Discapacitados sociales

Lectores de mi corazón.

Una vez entré a un negocio de esos de barrio, a una tiendita, y tenía un cartel que hablaba sobre como la crianza de los hijos podía terminar generando “discapacitados sociales”. Nada más lejos de la verdad.

Honestamente, soy fan de muchas estrategias de la crianza tradicional que recibimos muchos de los nacidos en los ochenta.
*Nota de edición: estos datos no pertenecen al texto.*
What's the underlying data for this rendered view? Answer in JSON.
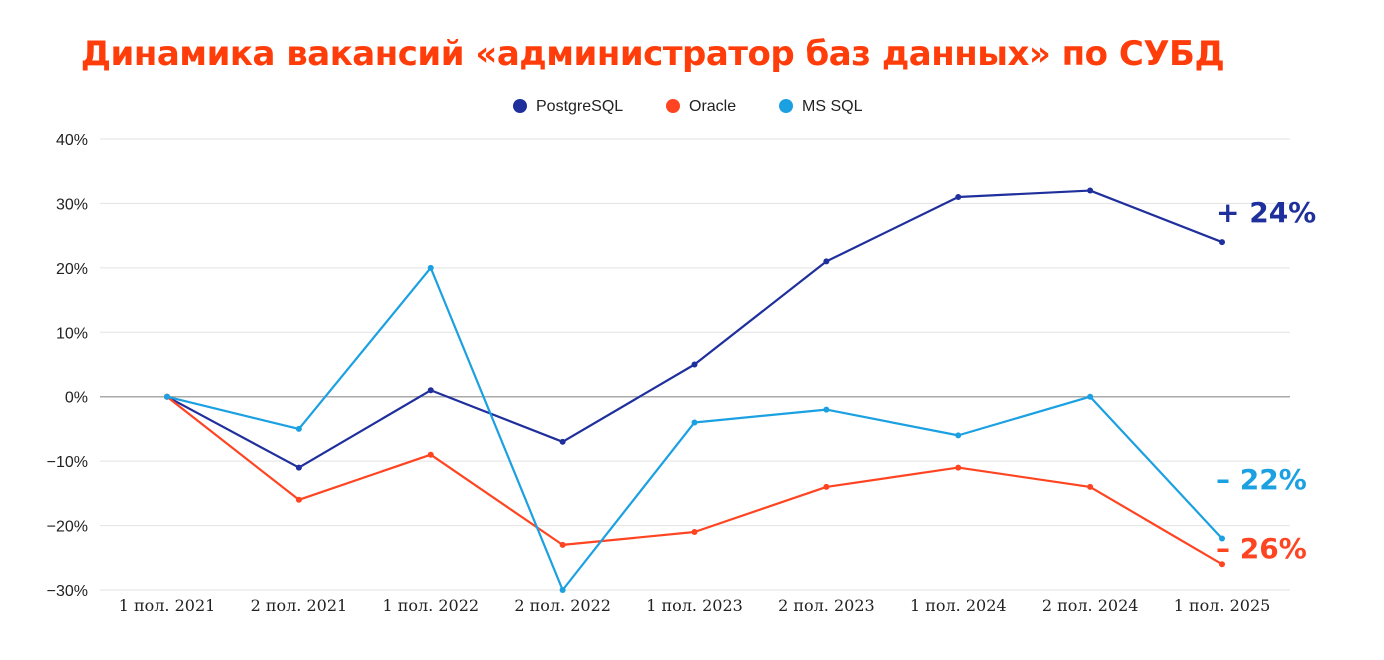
{
  "chart_data": {
    "type": "line",
    "title": "Динамика вакансий «администратор баз данных» по СУБД",
    "xlabel": "",
    "ylabel": "",
    "categories": [
      "1 пол. 2021",
      "2 пол. 2021",
      "1 пол. 2022",
      "2 пол. 2022",
      "1 пол. 2023",
      "2 пол. 2023",
      "1 пол. 2024",
      "2 пол. 2024",
      "1 пол. 2025"
    ],
    "ylim": [
      -30,
      40
    ],
    "yticks": [
      40,
      30,
      20,
      10,
      0,
      -10,
      -20,
      -30
    ],
    "ytick_labels": [
      "40%",
      "30%",
      "20%",
      "10%",
      "0%",
      "−10%",
      "−20%",
      "−30%"
    ],
    "grid": true,
    "legend_position": "top-center",
    "series": [
      {
        "name": "PostgreSQL",
        "color": "#1f2f9c",
        "values": [
          0,
          -11,
          1,
          -7,
          5,
          21,
          31,
          32,
          24
        ],
        "end_label": "+ 24%"
      },
      {
        "name": "Oracle",
        "color": "#ff4422",
        "values": [
          0,
          -16,
          -9,
          -23,
          -21,
          -14,
          -11,
          -14,
          -26
        ],
        "end_label": "– 26%"
      },
      {
        "name": "MS SQL",
        "color": "#1ba0e2",
        "values": [
          0,
          -5,
          20,
          -30,
          -4,
          -2,
          -6,
          0,
          -22
        ],
        "end_label": "– 22%"
      }
    ]
  }
}
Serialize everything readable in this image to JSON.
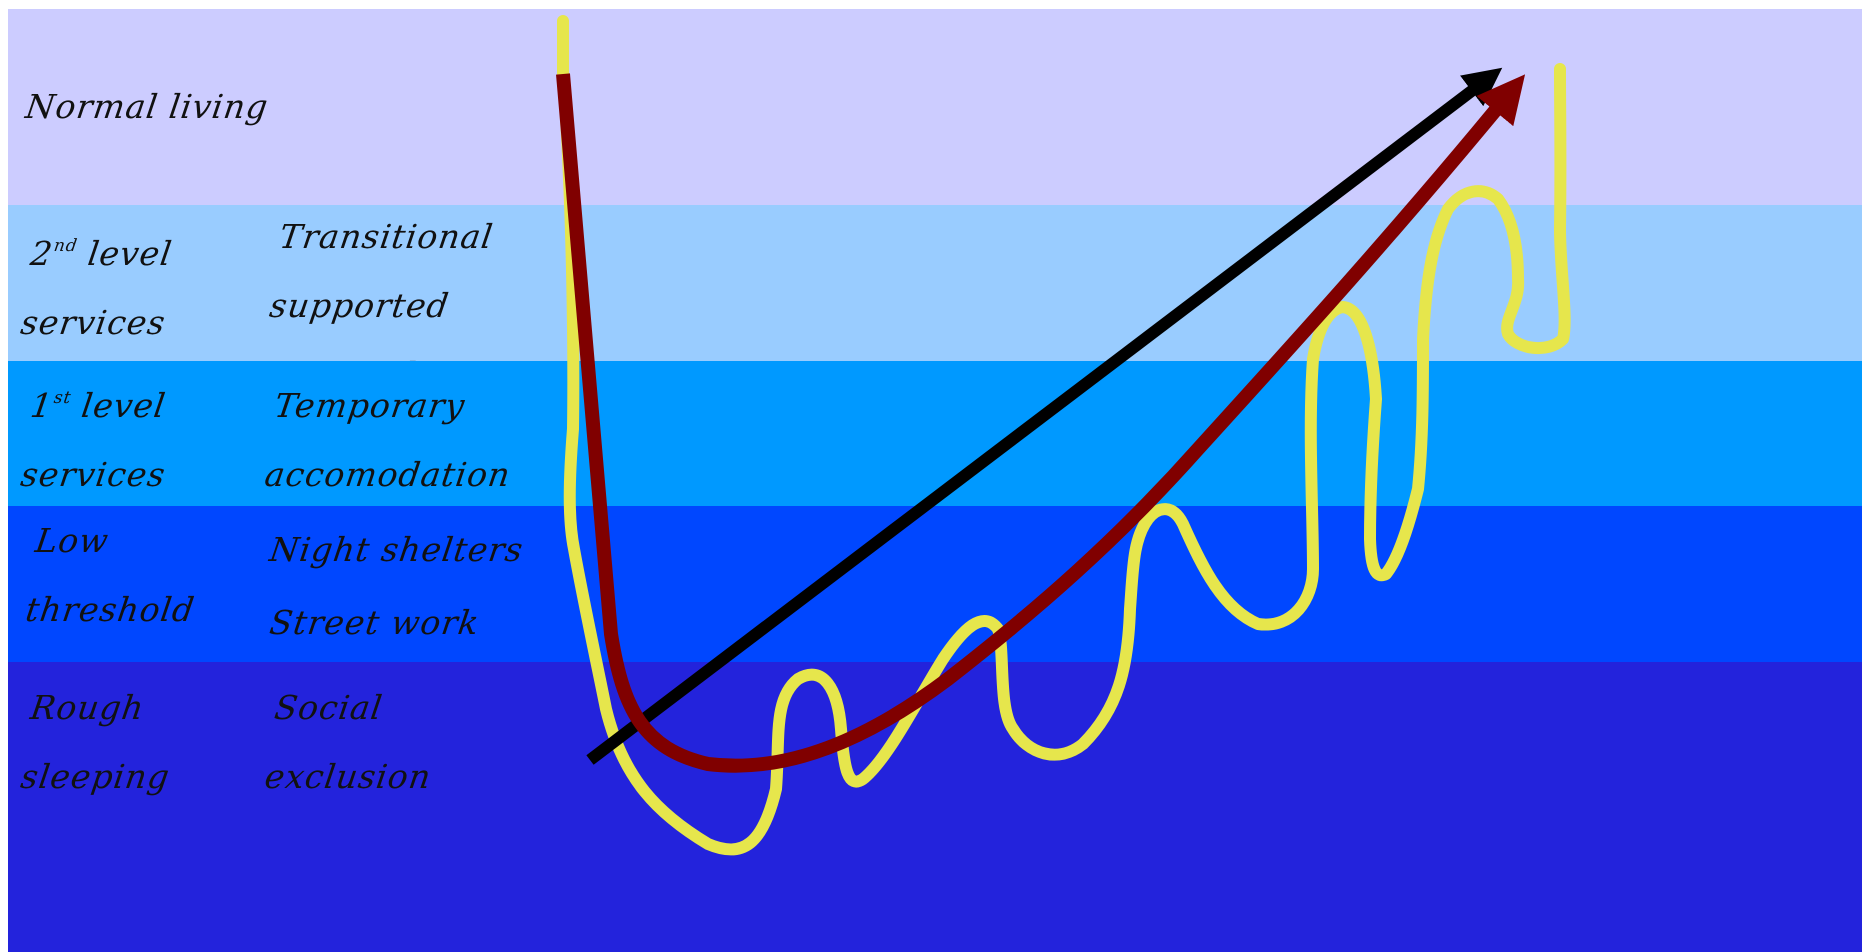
{
  "colors": {
    "normal_living": "#ccccff",
    "second_level": "#99ccff",
    "first_level": "#0099ff",
    "low_threshold": "#0047ff",
    "rough_sleeping": "#2323dc",
    "yellow_line": "#e6e64c",
    "dark_red_line": "#800000",
    "black_arrow": "#000000"
  },
  "bands": [
    {
      "id": "normal-living",
      "level_label": "Normal living",
      "service_labels": []
    },
    {
      "id": "second-level",
      "level_prefix": "2",
      "level_sup": "nd",
      "level_rest": " level\nservices",
      "service_labels": [
        "Transitional\nsupported\naccomodation"
      ]
    },
    {
      "id": "first-level",
      "level_prefix": "1",
      "level_sup": "st",
      "level_rest": " level\nservices",
      "service_labels": [
        "Temporary\naccomodation"
      ]
    },
    {
      "id": "low-threshold",
      "level_label": "Low\nthreshold\nservices",
      "service_labels": [
        "Night shelters",
        "Street work"
      ]
    },
    {
      "id": "rough-sleeping",
      "level_label": "Rough\nsleeping",
      "service_labels": [
        "Social\nexclusion"
      ]
    }
  ]
}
Obviamente hablo de las buenas estrategias que nos formaron como adultos responsables, disciplinados, resilientes y trabajadores. Que no me caiga el mundo encima hablando de los traumas infantiles generados por todos esos estilos de crianza, ejecutados por padres y madres bienintencionados pero con pocas herramientas y recursos.

Pero no nos digamos mentiras que ahora la crianza si se fue al otro extremo.

Asistimos a un momento de la historia donde lamentablemente vemos a muchos jóvenes adultos completamente incompetentes para vivir en sociedad. Aunque reconozco que hay gente de mi edad que parecen adolescentes de cuarenta y cinco años. Tal vez fueron criados por algún “hippie con ideas raras” (#humor).

Es muy fácil detectarlos, son jóvenes que en sus veintes tienen cero tolerancia a la frustración. No duran en un trabajo porque no saben cómo lidiar asertivamente con la autoridad. No tienen idea de cómo valerse por sí mismos, porque nunca supieron ni lavar un plato o por lo menos cocinarse un huevo. No saben que para que una casa funcione hay un mínimo de gastos como servicios públicos o que hay que barrer de vez en cuando. Creen que lo pueden tener todo, y peor aún, que lo merecen sin el más mínimo esfuerzo.

No todos gracias a Dios, porque si no a donde iremos a parar, pero si muchos cuyos padres olvidaron lo más importante de la crianza: Entregar adultos funcionales a la sociedad.